Breton sailor Le Cléac’h, runner up in the last two editions of the Vendée Globe, racked up 467 nm in since 0500 UTC yesterday while Thomson was only able to sail 423 miles. And since last night he has averaged between two and three knots faster than the British skipper. The reason for the difference in speed is that both boats are sailing on port tack, meaning Thomson is not able to use his damaged starboard foil. Le Cléac’h however so far remains unscathed, and at 0500 UTC was the quickest boat in the fleet at 22 knots, the 20-knot winds from the north providing prime foiling conditions. The leading pair are due to pass north of the Kerguelen Islands in around 48 hours, by which point Le Cléac’h could have built up an even bigger margin.
Seb Josse on Edmond de Rothschild was this morning travelling east at more than 21 knots but is now 500nm off the pace having paid the price for having to transition between two weather systems. “It took a long time and the transition wasn’t easy,” he said. “I ran into a wall this weekend, where there was no wind, but it got up again yesterday evening and now it’s looking better. Now I’m looking ahead to another transition. We should be able to make good progress for two or three days, which isn’t too bad.” While still in touch with the leaders, Josse will also be looking over his shoulder at the two skippers coming up behind him – Paul Meilhat and Jérémie Beyou. Despite having no weather information due to a broken satellite receiver on Maître Coq, fifth-placed Beyou travelled 470nm in the last 24 hours, the furthest in the fleet.
Meanwhile, almost 3,500nm behind the frontrunners, the main pack of skippers was still caught in the St Helena High in fickle breeze of just five knots. It has given hope to the most westerly skippers of Alan Roura, Enda O’Coineen and Alan Roura, that they might be able to catch and maybe overtake the pack by skirting south of the anticyclone. Conrad Colman, in 15th on Foresight Natural Energy, said he was dreaming of the stronger breeze waiting further down the track. “I’m focusing on getting to the South Atlantic lows,” he said. “I’m fed up with the highs and light airs.”
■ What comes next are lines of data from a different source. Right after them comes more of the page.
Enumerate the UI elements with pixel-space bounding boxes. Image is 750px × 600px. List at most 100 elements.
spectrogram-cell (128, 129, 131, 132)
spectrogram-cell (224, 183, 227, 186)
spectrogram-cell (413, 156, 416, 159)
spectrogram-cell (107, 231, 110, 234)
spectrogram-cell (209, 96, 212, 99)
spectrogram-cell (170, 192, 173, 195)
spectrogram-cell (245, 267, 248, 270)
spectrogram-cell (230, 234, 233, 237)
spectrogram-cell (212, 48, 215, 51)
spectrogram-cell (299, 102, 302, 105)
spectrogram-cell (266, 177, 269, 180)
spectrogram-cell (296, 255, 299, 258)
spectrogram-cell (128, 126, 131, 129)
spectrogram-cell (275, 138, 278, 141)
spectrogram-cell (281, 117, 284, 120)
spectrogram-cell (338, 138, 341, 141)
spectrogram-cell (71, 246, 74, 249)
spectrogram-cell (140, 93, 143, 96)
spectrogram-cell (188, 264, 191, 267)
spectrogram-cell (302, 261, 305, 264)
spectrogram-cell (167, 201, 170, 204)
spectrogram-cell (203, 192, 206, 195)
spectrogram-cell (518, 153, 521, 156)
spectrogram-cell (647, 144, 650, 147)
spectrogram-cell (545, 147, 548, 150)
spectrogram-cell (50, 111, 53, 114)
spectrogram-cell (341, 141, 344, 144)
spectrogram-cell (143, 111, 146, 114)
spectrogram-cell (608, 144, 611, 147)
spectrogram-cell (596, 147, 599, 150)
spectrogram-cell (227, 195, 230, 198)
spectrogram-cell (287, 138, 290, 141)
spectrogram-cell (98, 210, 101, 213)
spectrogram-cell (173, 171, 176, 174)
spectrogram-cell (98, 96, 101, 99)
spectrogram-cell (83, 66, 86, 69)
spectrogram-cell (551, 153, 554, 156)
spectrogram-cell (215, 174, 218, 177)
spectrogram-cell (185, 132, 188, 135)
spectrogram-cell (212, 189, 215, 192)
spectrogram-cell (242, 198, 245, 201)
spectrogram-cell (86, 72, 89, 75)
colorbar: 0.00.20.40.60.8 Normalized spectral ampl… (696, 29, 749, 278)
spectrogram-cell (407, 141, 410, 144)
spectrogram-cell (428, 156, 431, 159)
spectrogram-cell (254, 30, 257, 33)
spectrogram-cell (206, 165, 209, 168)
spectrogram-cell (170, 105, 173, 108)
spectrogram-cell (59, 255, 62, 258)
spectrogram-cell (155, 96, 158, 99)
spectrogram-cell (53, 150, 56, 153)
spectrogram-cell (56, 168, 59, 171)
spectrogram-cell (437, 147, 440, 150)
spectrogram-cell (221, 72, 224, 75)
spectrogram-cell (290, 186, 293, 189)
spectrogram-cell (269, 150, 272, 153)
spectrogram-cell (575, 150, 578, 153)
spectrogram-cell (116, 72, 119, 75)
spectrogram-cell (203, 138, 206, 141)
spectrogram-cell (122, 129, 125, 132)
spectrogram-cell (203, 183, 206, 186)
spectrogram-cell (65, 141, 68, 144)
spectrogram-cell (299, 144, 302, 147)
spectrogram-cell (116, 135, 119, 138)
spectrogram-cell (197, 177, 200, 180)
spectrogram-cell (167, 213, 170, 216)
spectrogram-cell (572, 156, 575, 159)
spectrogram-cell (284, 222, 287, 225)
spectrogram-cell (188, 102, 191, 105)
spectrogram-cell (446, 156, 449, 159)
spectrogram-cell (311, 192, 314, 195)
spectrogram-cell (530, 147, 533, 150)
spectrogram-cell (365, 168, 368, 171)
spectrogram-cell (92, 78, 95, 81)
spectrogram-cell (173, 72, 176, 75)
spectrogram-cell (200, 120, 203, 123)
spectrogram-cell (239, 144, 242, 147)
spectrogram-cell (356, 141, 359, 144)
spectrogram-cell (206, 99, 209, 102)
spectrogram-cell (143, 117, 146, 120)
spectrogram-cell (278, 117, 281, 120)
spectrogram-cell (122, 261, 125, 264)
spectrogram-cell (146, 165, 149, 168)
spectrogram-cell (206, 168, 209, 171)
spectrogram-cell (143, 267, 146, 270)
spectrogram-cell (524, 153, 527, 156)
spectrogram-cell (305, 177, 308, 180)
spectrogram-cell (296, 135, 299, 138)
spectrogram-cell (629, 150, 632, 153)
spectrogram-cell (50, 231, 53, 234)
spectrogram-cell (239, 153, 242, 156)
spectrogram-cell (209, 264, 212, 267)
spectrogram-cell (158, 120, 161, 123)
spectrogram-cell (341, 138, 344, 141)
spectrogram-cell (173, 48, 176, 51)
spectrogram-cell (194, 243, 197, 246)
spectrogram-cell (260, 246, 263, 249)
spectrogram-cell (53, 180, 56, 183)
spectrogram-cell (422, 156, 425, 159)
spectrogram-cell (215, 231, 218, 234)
Tanguy de Lamotte officially retired from the Vendée Globe at 0050 UTC after passing the Nouch Sud buoy off Les Sables d’Olonne. His shore team is now onboard Initiatives Coeur and they will enter the race’s home port at midday with the high tide. Prior to entering the famous entrance channel de Lamotte sailed a course that appears on the race tracker as a heart – a nod to the charity he supports which raises money for heart surgery for children.
From the Skippers:
Sébastien Josse (Edmond de Rothschild): “I’m sailing along averaging twenty knots with lots of birds circling me, petrels, albatrosses… it’s a rather gentle entry into the Indian Ocean. I took advantage to smarten the boat up a bit. Now I’m looking ahead to another transition. We should be able to make good progress for two or three days, which isn’t too bad.”
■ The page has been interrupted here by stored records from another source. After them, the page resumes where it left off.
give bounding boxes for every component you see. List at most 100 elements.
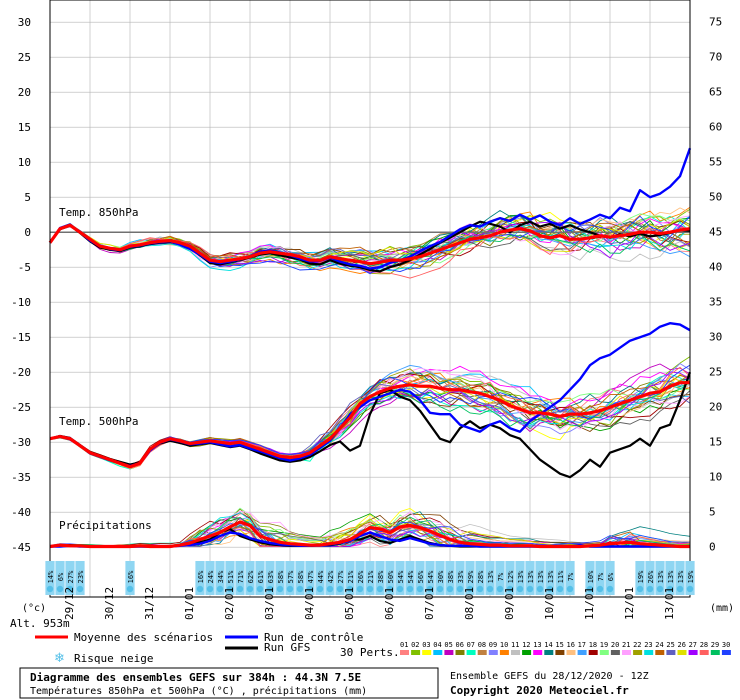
pert-swatch (633, 650, 643, 655)
snow-risk-cell (635, 561, 645, 595)
snow-risk-value: 57% (287, 570, 295, 583)
pert-number: 27 (689, 641, 697, 649)
left-tick-label: -10 (11, 296, 31, 309)
snowflake-icon (246, 585, 254, 593)
date-label: 04/01 (303, 587, 316, 620)
snowflake-icon (316, 585, 324, 593)
pert-number: 18 (589, 641, 597, 649)
snowflake-icon (446, 585, 454, 593)
snow-risk-cell (125, 561, 135, 595)
snow-risk-value: 21% (347, 570, 355, 583)
snowflake-icon (636, 585, 644, 593)
snow-risk-value: 34% (217, 570, 225, 583)
snowflake-icon (476, 585, 484, 593)
pert-swatch (588, 650, 598, 655)
pert-number: 24 (655, 641, 663, 649)
snowflake-icon (196, 585, 204, 593)
snow-risk-cell (595, 561, 605, 595)
snowflake-icon (666, 585, 674, 593)
left-tick-label: -40 (11, 506, 31, 519)
left-tick-label: 20 (18, 86, 31, 99)
snow-risk-cell (265, 561, 275, 595)
snow-risk-value: 23% (77, 570, 85, 583)
snow-risk-cell (515, 561, 525, 595)
pert-number: 29 (711, 641, 719, 649)
snow-risk-value: 54% (407, 570, 415, 583)
right-tick-label: 70 (709, 51, 722, 64)
snow-risk-value: 13% (677, 570, 685, 583)
snowflake-icon (356, 585, 364, 593)
snow-risk-value: 28% (477, 570, 485, 583)
right-tick-label: 55 (709, 156, 722, 169)
left-tick-label: 15 (18, 121, 31, 134)
snowflake-icon (646, 585, 654, 593)
date-label: 08/01 (463, 587, 476, 620)
snow-risk-value: 33% (457, 570, 465, 583)
snow-risk-value: 14% (47, 570, 55, 583)
snow-risk-value: 21% (367, 570, 375, 583)
date-label: 06/01 (383, 587, 396, 620)
pert-swatch (688, 650, 698, 655)
right-tick-label: 50 (709, 191, 722, 204)
snow-risk-cell (65, 561, 75, 595)
snowflake-icon (76, 585, 84, 593)
snowflake-icon (566, 585, 574, 593)
pert-swatch (644, 650, 654, 655)
snow-risk-cell (675, 561, 685, 595)
axis-ticks: 302520151050-5-10-15-20-25-30-35-40-4575… (11, 16, 722, 555)
pert-number: 02 (411, 641, 419, 649)
right-tick-label: 60 (709, 121, 722, 134)
snow-risk-value: 38% (447, 570, 455, 583)
date-label: 09/01 (503, 587, 516, 620)
pert-swatch (499, 650, 509, 655)
pert-swatch (622, 650, 631, 655)
snow-risk-value: 7% (597, 572, 605, 581)
right-tick-label: 65 (709, 86, 722, 99)
pert-number: 11 (511, 641, 519, 649)
snowflake-icon (276, 585, 284, 593)
date-label: 13/01 (663, 587, 676, 620)
snowflake-icon (386, 585, 394, 593)
pert-number: 28 (700, 641, 708, 649)
right-tick-label: 35 (709, 296, 722, 309)
pert-swatch (488, 650, 498, 655)
snow-risk-cell (365, 561, 375, 595)
snow-risk-cell (535, 561, 545, 595)
left-tick-label: -45 (11, 541, 31, 554)
snow-risk-value: 6% (607, 572, 615, 581)
pert-number: 26 (678, 641, 686, 649)
date-label: 02/01 (223, 587, 236, 620)
t850-mean-line (48, 223, 691, 266)
series-label-precip: Précipitations (59, 519, 152, 532)
pert-swatch (411, 650, 421, 655)
snowflake-icon (126, 585, 134, 593)
snow-risk-cell (225, 561, 235, 595)
snow-risk-value: 58% (277, 570, 285, 583)
snow-risk-value: 56% (417, 570, 425, 583)
snow-risk-cell (655, 561, 665, 595)
snowflake-icon (466, 585, 474, 593)
snowflake-icon (596, 585, 604, 593)
date-labels: 29/12 30/12 31/12 01/01 02/01 03/01 04/01 05/01… (63, 587, 676, 620)
pert-number: 21 (622, 641, 630, 649)
right-tick-label: 5 (709, 506, 716, 519)
snow-risk-cell (505, 561, 515, 595)
snow-risk-value: 12% (507, 570, 515, 583)
snow-risk-cell (195, 561, 205, 595)
snow-risk-value: 13% (527, 570, 535, 583)
pert-number: 07 (467, 641, 475, 649)
pert-swatch (710, 650, 720, 655)
snow-risk-value: 24% (207, 570, 215, 583)
snowflake-icon (516, 585, 524, 593)
pert-number: 15 (555, 641, 563, 649)
snow-risk-value: 42% (327, 570, 335, 583)
copyright: Copyright 2020 Meteociel.fr (450, 684, 629, 697)
legend-control-label: Run de contrôle (264, 631, 363, 644)
snowflake-icon (546, 585, 554, 593)
pert-swatch (599, 650, 609, 655)
snow-risk-value: 13% (667, 570, 675, 583)
snowflake-icon (46, 585, 54, 593)
left-tick-label: 5 (24, 191, 31, 204)
precip-mean-line (49, 520, 690, 549)
legend-mean-label: Moyenne des scénarios (74, 631, 213, 644)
Conrad Colman (Foresight Natural Energy): “At the moment, I only have six knots of wind, so it’s going to a difficult day. The way out is 200 miles further south and the week has got off to a complicated start. I crossed paths with Kojiro (Shiraishi). We chatted and took photos. I have been talking a lot to Nandor Fa with whom I raced in the Barcelona World Race and we tease each other a bit. There is a nice little battle going on in our group with Fabrice Amedeo, Louis Burton etc… and it is highly motivating to race against each other. Now, I’m focusing on getting to the South Atlantic lows. It’s the Southern Ocean I have been dreaming of in the Vendée Globe, strong winds and heavy weather, where I feel at ease. I can’t wait to get down there…”
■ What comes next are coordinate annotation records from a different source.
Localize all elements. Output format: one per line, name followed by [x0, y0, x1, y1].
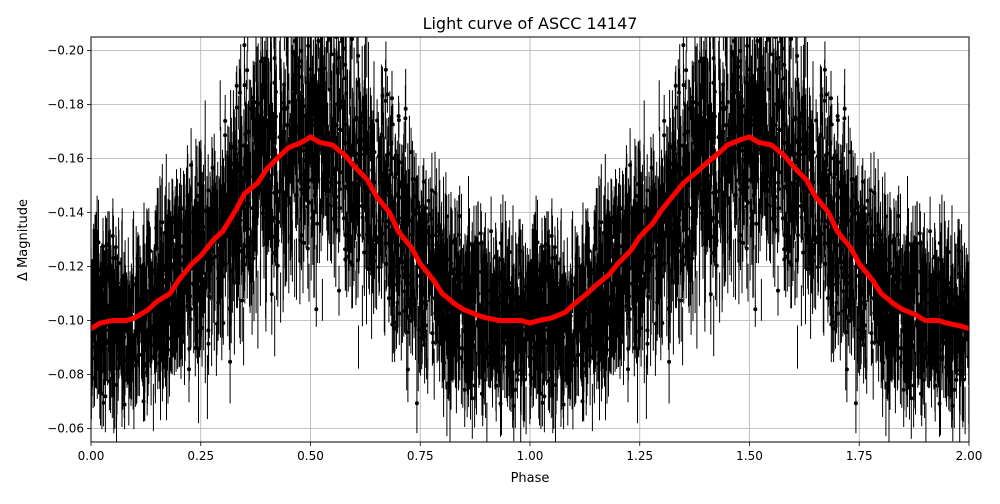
x-tick-label: 0.00 — [78, 449, 105, 463]
x-tick-label: 2.00 — [956, 449, 983, 463]
x-tick-label: 1.00 — [517, 449, 544, 463]
y-tick-label: −0.10 — [47, 314, 84, 328]
observation-points — [91, 37, 969, 442]
y-axis-ticks: −0.20 −0.18 −0.16 −0.14 −0.12 −0.10 −0.08 −0.06 — [47, 44, 91, 436]
y-tick-label: −0.14 — [47, 206, 84, 220]
x-axis-ticks: 0.00 0.25 0.50 0.75 1.00 1.25 1.50 1.75 2.00 — [78, 442, 983, 463]
chart-title: Light curve of ASCC 14147 — [423, 14, 638, 33]
x-tick-label: 1.50 — [736, 449, 763, 463]
y-tick-label: −0.06 — [47, 422, 84, 436]
x-tick-label: 1.75 — [846, 449, 873, 463]
x-tick-label: 1.25 — [626, 449, 653, 463]
y-tick-label: −0.16 — [47, 152, 84, 166]
y-tick-label: −0.08 — [47, 368, 84, 382]
x-tick-label: 0.50 — [297, 449, 324, 463]
y-axis-label: Δ Magnitude — [16, 199, 31, 281]
y-tick-label: −0.18 — [47, 98, 84, 112]
trend-line — [91, 134, 969, 332]
y-tick-label: −0.20 — [47, 44, 84, 58]
x-axis-label: Phase — [511, 471, 550, 486]
x-tick-label: 0.75 — [407, 449, 434, 463]
y-tick-label: −0.12 — [47, 260, 84, 274]
x-tick-label: 0.25 — [187, 449, 214, 463]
Enda O Coineen (Kilcullen Voyager Team Ireland): in his message last night: “It was like a sudden ‘wake-up’ call when the anticipated wind shift came in. From 9 knots of warm north westerly to a chilling south easterly at 20 knots. No more South Atlantic Residents Association ‘gentle ‘debates. Now was a call to ‘Arms’. The banging and rattling of the carbon boat was once again like being tumbled around in a washing machine. Having negotiated through the permanent cold front coming across from Brazil, we have now headed west of the bunch and the hope is to get down the ice zone and Roaring Forties pronto in a calculated risk. Another ‘wake up’ was an unexpected landfall in the middle of the ocean. We almost ran into the Brazilian Atlantic Islands, “Ilas Martin Vaz” 600 miles off the coast. I passed within 2 miles of Ilas da Trindade, the largest at 620 meters high and 10 sq. k – majestic rising out of the skyline. During the afternoon, I opened the engine cover to discover the base of the engine almost flooded. The engine and electric pump did not work so it took me 40 minutes to get all the water out manually. Left unchecked within a few days we could have lost the engine and a valuable source to charge our batteries, complimenting the two hydrogenators. I think the water is draining in from the water ballast thanks – another projet to solve tomorrow.”